In the second theatre, the atmosphere shifts as the onset of World War II and the 1940 occupations begin. The light-hearted “make-believe” world was systematically co-opted into totalitarian propaganda tools designed to exploit pre-conceived notions, revive ancient myths, and sow ugly divisiveness that spread quickly from the temporary capital of Kaunas to the rural areas.
In the third theatre, the illusion is permanently shattered. Visitors trace the exact same actors from the first film, but they are now families running for their lives as Nazi occupiers and local collaborators transport the community to the Liaudiškiai Forest for execution.

Yet, the exhibition refuses to let systemic hatred have the final word. The narrative highlights a few brilliant stars that pierced the darkness, honouring the Righteous Among the Nations, those few courageous ordinary people who stepped up to risk everything to hide and protect Jewish families. Although absent from the physical displays of this specific regional museum, these local acts of heroism inherently connect to a broader, historic diplomatic resistance operating simultaneously in Kaunas. There, the Dutch businessman and acting consul Jan Zwartendijk, alongside Japanese diplomat Chiune Sugihara, worked feverishly against time to issue thousands of lifesaving “visas to freedom”. This wider context reminds us that individual moral courage remains an unquenchable light.
At the end of the visit there is a compressed, dim, and narrow canyon-like space that details the history of the Holocaust. This flows into the second space, the Canyon of Hope, which features soaring high ceilings and a full-height glazed window opening that frames the surrounding Lithuanian countryside and the open sky. It is designed as a moment of emotional and spatial release, letting in natural light to encourage quiet reflection at the end of a very heavy historical journey.

The interior environment, developed by the renowned firm Ralph Appelbaum Associates, avoids the heavy pathos typical of many memorials. The designers drew direct inspiration from the work of Litvak writer Grigory Kanovich, particularly the poetic, mournful lament in his novel Shtetl Love Song. His evocative language guided an aesthetic approach that captures both the rich presence of what was, and the profound, layered void left behind.
This duality is most palpable in the final galleries, Dreams and Realities and People of the Book, where the exhibition concludes with a dedicated space for reflection and a memorial wall bearing the names of vanished Lithuanian shtetls. In the final gallery, Faces from the Past, visitors are invited to bid a quiet farewell to the lost community of Šeduva as the historic faces that once filled the town’s busy streets slowly fade into the projected surrounding landscapes, leaving a permanent home in the viewer’s memory.

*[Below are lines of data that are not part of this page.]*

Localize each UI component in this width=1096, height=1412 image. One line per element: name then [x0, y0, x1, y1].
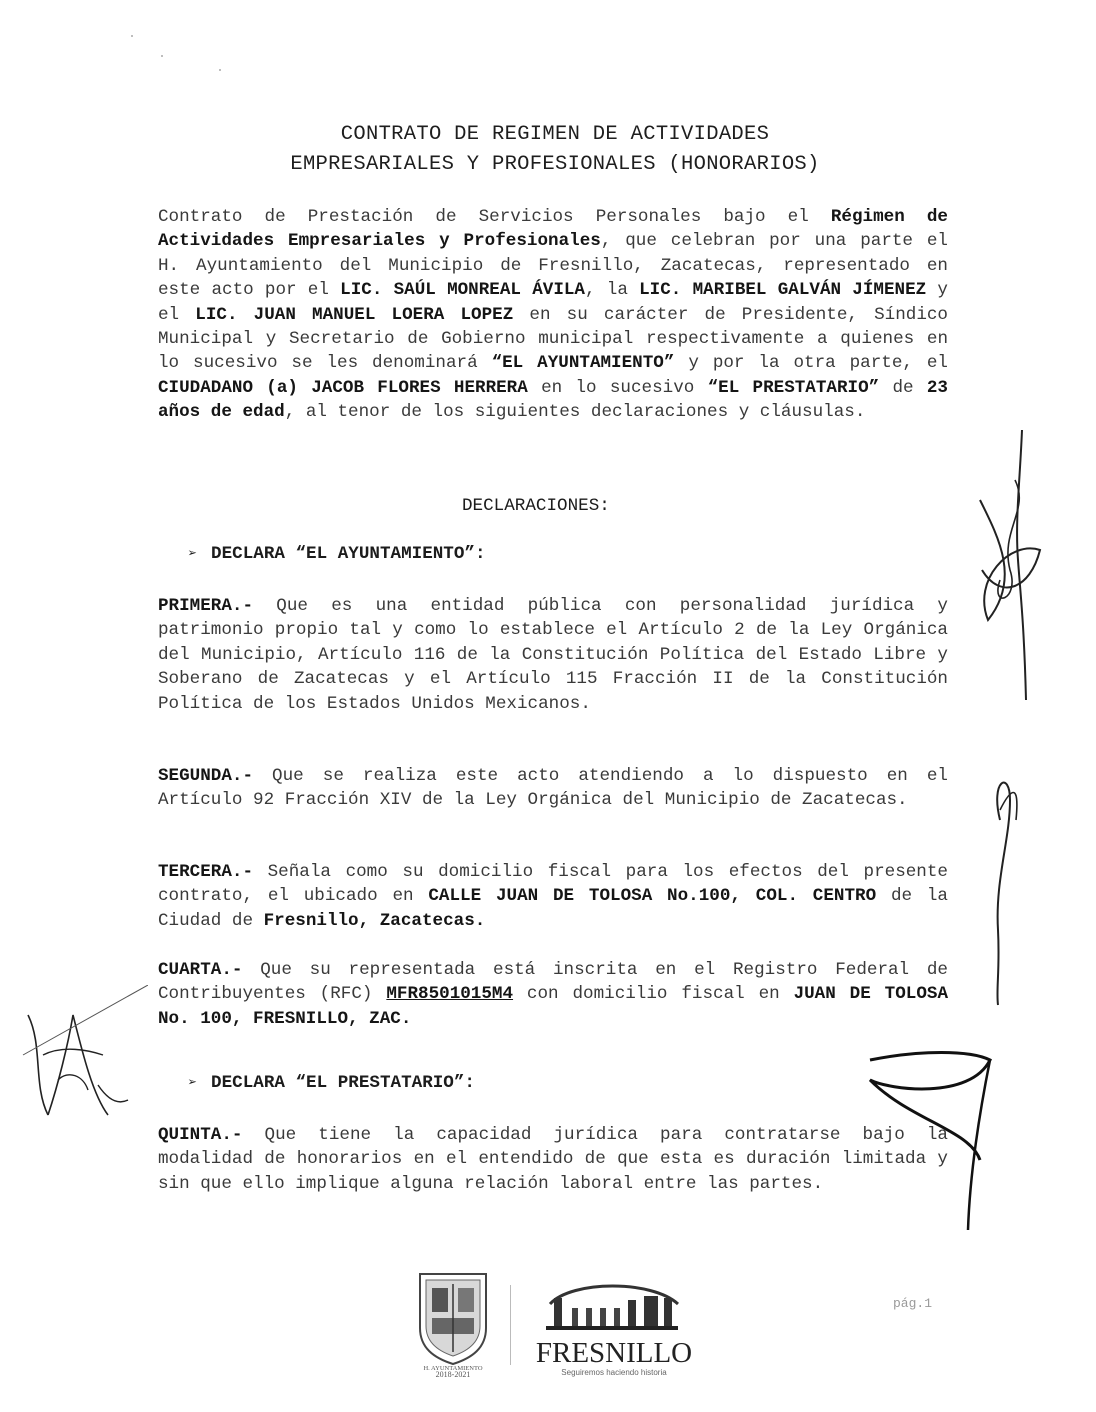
- declara-ayuntamiento-heading: ➢ DECLARA “EL AYUNTAMIENTO”:: [188, 544, 486, 564]
- seal-caption-1: H. AYUNTAMIENTO: [423, 1365, 483, 1372]
- title-line-2: EMPRESARIALES Y PROFESIONALES (HONORARIOS): [290, 153, 820, 176]
- clause-cuarta: CUARTA.- Que su representada está inscrita en el Registro Federal de Contribuyentes (RFC) MFR8501015M4 con domicilio fiscal en JUAN DE TOLOSA No. 100, FRESNILLO, ZAC.: [158, 960, 948, 1029]
- margin-signature-top: [960, 420, 1070, 720]
- page-number: pág.1: [893, 1296, 933, 1311]
- declara-prestatario-heading: ➢ DECLARA “EL PRESTATARIO”:: [188, 1073, 475, 1093]
- contract-title: [150, 120, 960, 180]
- declaraciones-heading: DECLARACIONES:: [462, 496, 610, 516]
- footer-divider: [510, 1285, 511, 1365]
- intro-paragraph: Contrato de Prestación de Servicios Personales bajo el Régimen de Actividades Empresariales y Profesionales, que celebran por una parte el H. Ayuntamiento del Municipio de Fresnillo, Zacatecas, representado en este acto por el LIC. SAÚL MONREAL ÁVILA, la LIC. MARIBEL GALVÁN JÍMENEZ y el LIC. JUAN MANUEL LOERA LOPEZ en su carácter de Presidente, Síndico Municipal y Secretario de Gobierno municipal respectivamente a quienes en lo sucesivo se les denominará “EL AYUNTAMIENTO” y por la otra parte, el CIUDADANO (a) JACOB FLORES HERRERA en lo sucesivo “EL PRESTATARIO” de 23 años de edad, al tenor de los siguientes declaraciones y cláusulas.: [158, 207, 948, 423]
- margin-signature-middle: [980, 760, 1060, 1010]
- clause-primera: PRIMERA.- Que es una entidad pública con personalidad jurídica y patrimonio propio tal y como lo establece el Artículo 2 de la Ley Orgánica del Municipio, Artículo 116 de la Constitución Política del Estado Libre y Soberano de Zacatecas y el Artículo 115 Fracción II de la Constitución Política de los Estados Unidos Mexicanos.: [158, 596, 948, 714]
- clause-segunda: SEGUNDA.- Que se realiza este acto atendiendo a lo dispuesto en el Artículo 92 Fracción XIV de la Ley Orgánica del Municipio de Zacatecas.: [158, 766, 948, 811]
- municipal-coat-of-arms-icon: [412, 1266, 494, 1378]
- clause-quinta: QUINTA.- Que tiene la capacidad jurídica para contratarse bajo la modalidad de honorarios en el entendido de que esta es duración limitada y sin que ello implique alguna relación laboral entre las partes.: [158, 1125, 948, 1194]
- arrowhead-bullet-icon: ➢: [188, 1075, 198, 1092]
- initials-signature-left: [18, 985, 148, 1135]
- arrowhead-bullet-icon: ➢: [188, 546, 198, 563]
- fresnillo-city-logo-icon: [532, 1270, 702, 1380]
- logo-tagline: Seguiremos haciendo historia: [561, 1368, 667, 1377]
- seal-caption-2: 2018-2021: [435, 1370, 471, 1378]
- clause-tercera: TERCERA.- Señala como su domicilio fiscal para los efectos del presente contrato, el ubicado en CALLE JUAN DE TOLOSA No.100, COL. CENTRO de la Ciudad de Fresnillo, Zacatecas.: [158, 862, 948, 931]
- rfc-value: MFR8501015M4: [386, 984, 514, 1005]
- logo-name: FRESNILLO: [535, 1337, 693, 1369]
- margin-signature-bottom: [850, 1040, 1000, 1240]
- scan-specks: [120, 30, 240, 80]
- title-line-1: CONTRATO DE REGIMEN DE ACTIVIDADES: [340, 123, 770, 146]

Beyond the impressive buildings, the historical trajectory connects directly to a broader topography of remembrance throughout Šeduva. Directly across from the museum lies the town’s historic burial ground, spanning 1.3 hectares and holding roughly 1,300 gravestones, with the oldest dating back to 1782. A major 2013 restoration led by architect Algimantas Kančas restored 800 headstones and identified 400 graves, and today the perimeter wall features an interactive audio tour detailing its history.
This is mirrored by a dozen audio stations in the town itself, alongside a monument titled The Girl by Lithuanian sculptor Romualdas Kvintas and a memorial at the site of the two synagogues by Marijonas Šlektavičius.

Deep in the nearby forests of Pakuteniai and Liaudiškiai, Kvintas’ poignant memorials titled The Door, The Beam Star, and The Dwelling of Light’s Star mark the actual mass graves where the town’s victims lie buried, standing as a permanent reminder of the nearly 200,000 Lithuanian Jews killed during this horrific period in history.
Through this monumental synthesis of architecture, landscape, and uncompromised history, The Lost Shtetl Museum ensures that the people who once walked the streets of Šeduva are remembered not merely for how they died, but for how they lived.